Many of these comics will mirror the sorts of brushes with celebrity that you may have experienced. Completely random encounters on a city street or an airplane, or spying a celebrity as they do their shopping. The occasional celebrity interaction that might happen in the course of your job. Or that curious phenomenon of having a perfectly ordinary friend or acquaintance become a celebrity. There are plenty of these types of stories, covering situations from meeting a childhood hero at a scheduled public appearance, to bumping into Ron Jeremy at a Krispy Kreme.
What distinguishes these stories from yours or mine is perspective. These dozens of different artists with their dozens of different stories each have a unique perspective of what constitutes celebrity.
They all remember the details that were most significant to them, or perhaps embellish their recollection to be what they need it to be — just as you or I would, in our own way. This is why we love these stories. Most of us have accidentally encountered a celebrity, quite possible one whose body of work meant nothing at all to us — but didn’t we have to contend with the urge to offer some compliment or opinion? And surely all of us have at least imagined what we might say in a chance meeting with a famous person we actually admired. These comics entertain us with the funny, awkward, surreal, or inspiring stories… but they also entertain us because they inherently invite us to compare our own memories and fantasies.

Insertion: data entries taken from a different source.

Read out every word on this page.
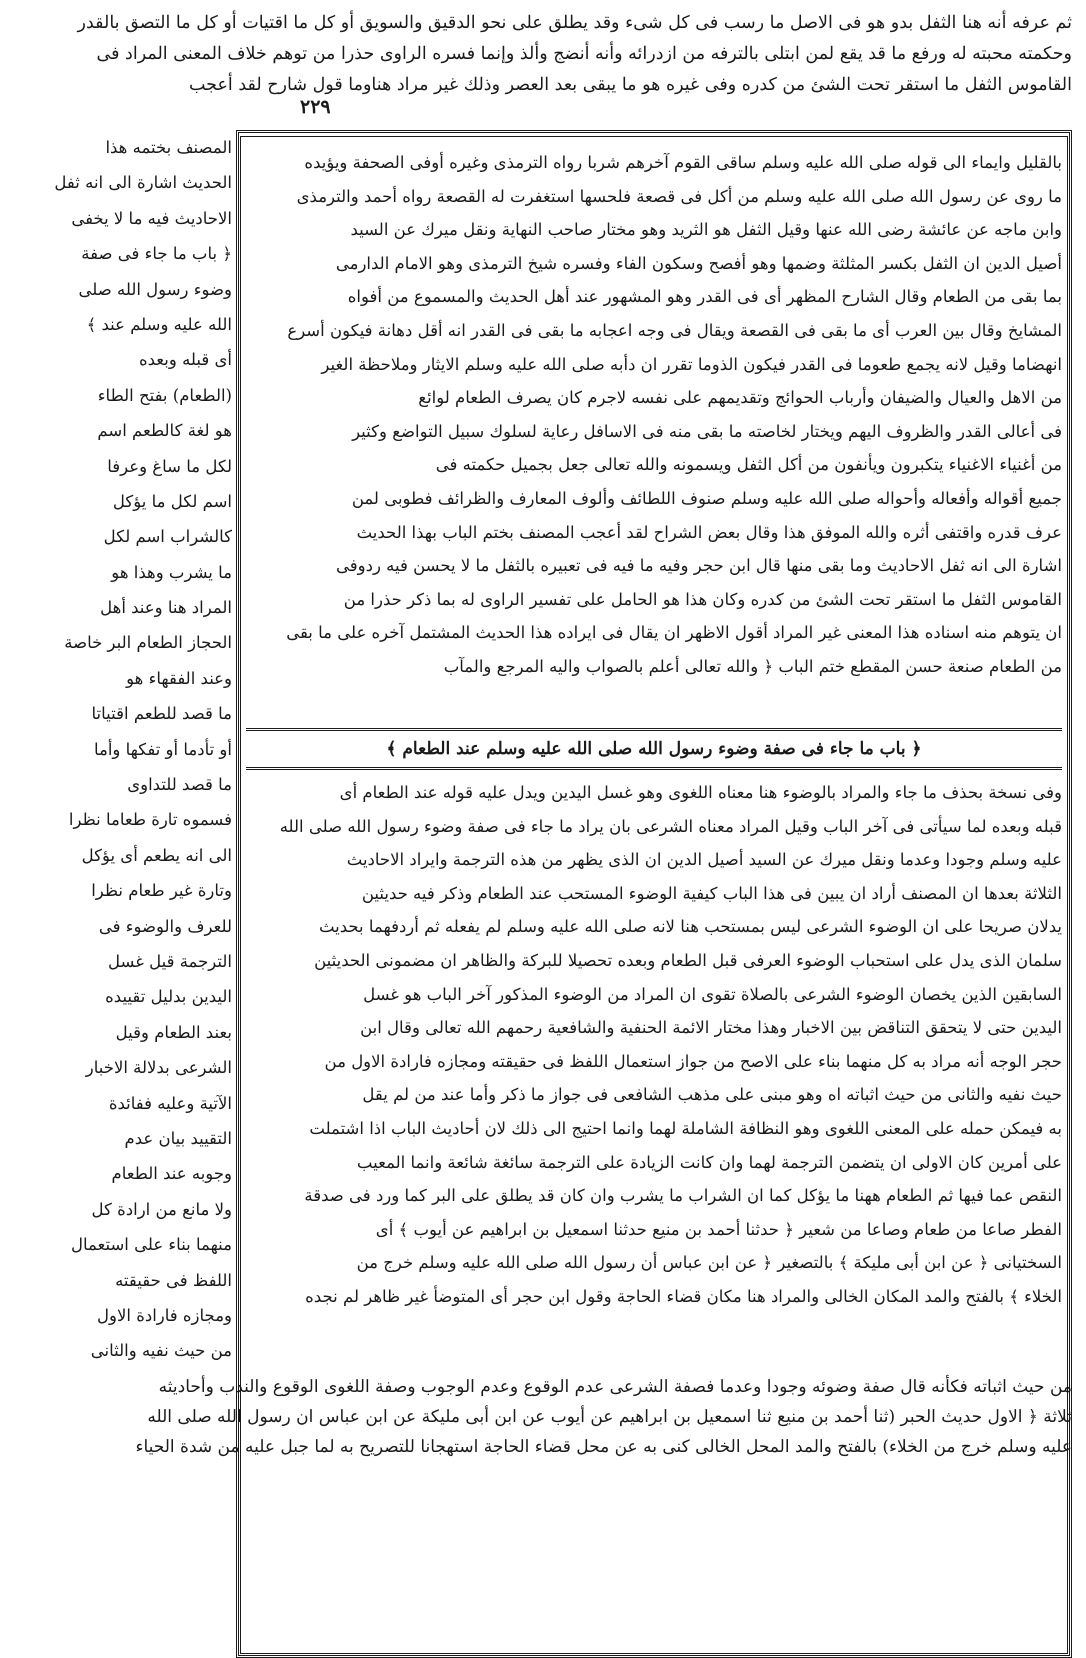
ثم عرفه أنه هنا الثفل بدو هو فى الاصل ما رسب فى كل شىء وقد يطلق على نحو الدقيق والسويق أو كل ما اقتيات أو كل ما التصق بالقدر
وحكمته محبته له ورفع ما قد يقع لمن ابتلى بالترفه من ازدرائه وأنه أنضج وألذ وإنما فسره الراوى حذرا من توهم خلاف المعنى المراد فى
القاموس الثفل ما استقر تحت الشئ من كدره وفى غيره هو ما يبقى بعد العصر وذلك غير مراد هناوما قول شارح لقد أعجب
٢٢٩
المصنف بختمه هذا
الحديث اشارة الى انه ثفل
الاحاديث فيه ما لا يخفى
﴿ باب ما جاء فى صفة
وضوء رسول الله صلى
الله عليه وسلم عند ﴾
أى قبله وبعده
(الطعام) بفتح الطاء
هو لغة كالطعم اسم
لكل ما ساغ وعرفا
اسم لكل ما يؤكل
كالشراب اسم لكل
ما يشرب وهذا هو
المراد هنا وعند أهل
الحجاز الطعام البر خاصة
وعند الفقهاء هو
ما قصد للطعم اقتياتا
أو تأدما أو تفكها وأما
ما قصد للتداوى
فسموه تارة طعاما نظرا
الى انه يطعم أى يؤكل
وتارة غير طعام نظرا
للعرف والوضوء فى
الترجمة قيل غسل
اليدين بدليل تقييده
بعند الطعام وقيل
الشرعى بدلالة الاخبار
الآتية وعليه ففائدة
التقييد بيان عدم
وجوبه عند الطعام
ولا مانع من ارادة كل
منهما بناء على استعمال
اللفظ فى حقيقته
ومجازه فارادة الاول
من حيث نفيه والثانى
بالقليل وايماء الى قوله صلى الله عليه وسلم ساقى القوم آخرهم شربا رواه الترمذى وغيره أوفى الصحفة ويؤيده
ما روى عن رسول الله صلى الله عليه وسلم من أكل فى قصعة فلحسها استغفرت له القصعة رواه أحمد والترمذى
وابن ماجه عن عائشة رضى الله عنها وقيل الثفل هو الثريد وهو مختار صاحب النهاية ونقل ميرك عن السيد
أصيل الدين ان الثفل بكسر المثلثة وضمها وهو أفصح وسكون الفاء وفسره شيخ الترمذى وهو الامام الدارمى
بما بقى من الطعام وقال الشارح المظهر أى فى القدر وهو المشهور عند أهل الحديث والمسموع من أفواه
المشايخ وقال بين العرب أى ما بقى فى القصعة ويقال فى وجه اعجابه ما بقى فى القدر انه أقل دهانة فيكون أسرع
انهضاما وقيل لانه يجمع طعوما فى القدر فيكون الذوما تقرر ان دأبه صلى الله عليه وسلم الايثار وملاحظة الغير
من الاهل والعيال والضيفان وأرباب الحوائج وتقديمهم على نفسه لاجرم كان يصرف الطعام لوائع
فى أعالى القدر والظروف اليهم ويختار لخاصته ما بقى منه فى الاسافل رعاية لسلوك سبيل التواضع وكثير
من أغنياء الاغنياء يتكبرون ويأنفون من أكل الثفل ويسمونه والله تعالى جعل بجميل حكمته فى
جميع أقواله وأفعاله وأحواله صلى الله عليه وسلم صنوف اللطائف وألوف المعارف والظرائف فطوبى لمن
عرف قدره واقتفى أثره والله الموفق هذا وقال بعض الشراح لقد أعجب المصنف بختم الباب بهذا الحديث
اشارة الى انه ثفل الاحاديث وما بقى منها قال ابن حجر وفيه ما فيه فى تعبيره بالثفل ما لا يحسن فيه ردوفى
القاموس الثفل ما استقر تحت الشئ من كدره وكان هذا هو الحامل على تفسير الراوى له بما ذكر حذرا من
ان يتوهم منه اسناده هذا المعنى غير المراد أقول الاظهر ان يقال فى ايراده هذا الحديث المشتمل آخره على ما بقى
من الطعام صنعة حسن المقطع ختم الباب ﴿ والله تعالى أعلم بالصواب واليه المرجع والمآب
﴿ باب ما جاء فى صفة وضوء رسول الله صلى الله عليه وسلم عند الطعام ﴾
وفى نسخة بحذف ما جاء والمراد بالوضوء هنا معناه اللغوى وهو غسل اليدين ويدل عليه قوله عند الطعام أى
قبله وبعده لما سيأتى فى آخر الباب وقيل المراد معناه الشرعى بان يراد ما جاء فى صفة وضوء رسول الله صلى الله
عليه وسلم وجودا وعدما ونقل ميرك عن السيد أصيل الدين ان الذى يظهر من هذه الترجمة وايراد الاحاديث
الثلاثة بعدها ان المصنف أراد ان يبين فى هذا الباب كيفية الوضوء المستحب عند الطعام وذكر فيه حديثين
يدلان صريحا على ان الوضوء الشرعى ليس بمستحب هنا لانه صلى الله عليه وسلم لم يفعله ثم أردفهما بحديث
سلمان الذى يدل على استحباب الوضوء العرفى قبل الطعام وبعده تحصيلا للبركة والظاهر ان مضمونى الحديثين
السابقين الذين يخصان الوضوء الشرعى بالصلاة تقوى ان المراد من الوضوء المذكور آخر الباب هو غسل
اليدين حتى لا يتحقق التناقض بين الاخبار وهذا مختار الائمة الحنفية والشافعية رحمهم الله تعالى وقال ابن
حجر الوجه أنه مراد به كل منهما بناء على الاصح من جواز استعمال اللفظ فى حقيقته ومجازه فارادة الاول من
حيث نفيه والثانى من حيث اثباته اه وهو مبنى على مذهب الشافعى فى جواز ما ذكر وأما عند من لم يقل
به فيمكن حمله على المعنى اللغوى وهو النظافة الشاملة لهما وانما احتيج الى ذلك لان أحاديث الباب اذا اشتملت
على أمرين كان الاولى ان يتضمن الترجمة لهما وان كانت الزيادة على الترجمة سائغة شائعة وانما المعيب
النقص عما فيها ثم الطعام ههنا ما يؤكل كما ان الشراب ما يشرب وان كان قد يطلق على البر كما ورد فى صدقة
الفطر صاعا من طعام وصاعا من شعير ﴿ حدثنا أحمد بن منيع حدثنا اسمعيل بن ابراهيم عن أيوب ﴾ أى
السختيانى ﴿ عن ابن أبى مليكة ﴾ بالتصغير ﴿ عن ابن عباس أن رسول الله صلى الله عليه وسلم خرج من
الخلاء ﴾ بالفتح والمد المكان الخالى والمراد هنا مكان قضاء الحاجة وقول ابن حجر أى المتوضأ غير ظاهر لم نجده
من حيث اثباته فكأنه قال صفة وضوئه وجودا وعدما فصفة الشرعى عدم الوقوع وعدم الوجوب وصفة اللغوى الوقوع والندب وأحاديثه
ثلاثة ﴿ الاول حديث الحبر (ثنا أحمد بن منيع ثنا اسمعيل بن ابراهيم عن أيوب عن ابن أبى مليكة عن ابن عباس ان رسول الله صلى الله
عليه وسلم خرج من الخلاء) بالفتح والمد المحل الخالى كنى به عن محل قضاء الحاجة استهجانا للتصريح به لما جبل عليه من شدة الحياء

To think about what we would do in their place.
The risk of anthology zines is the gulf of quality between one story and the next.
But NOT MY SMALL DIARY has matured into such a mighty engine of contribution that you never have to worry about what you’ll find between the covers. With 140 pages and more than four dozen artists, I liked almost every one of them! There was not a highlight to this issue; there was a score of highlights, and the terrific feeling that lingers after you finish reading something really good. I wasn’t just thinking about these stories. I was thinking about that time I kicked Limp Bizkit out of the café where I was waiting tables, because they refused to stop smoking in the no smoking section. I was thinking about the time I didn’t realize how very, very loudly I was speaking because I was so nervous around Shannon Wheeler. And the time I poked Jeffrey Combs in the shoulder from behind, and then ran away down the stairs before he could see who did it. That’s a good zine! It’s a good read, but it doesn’t stop when you put it down.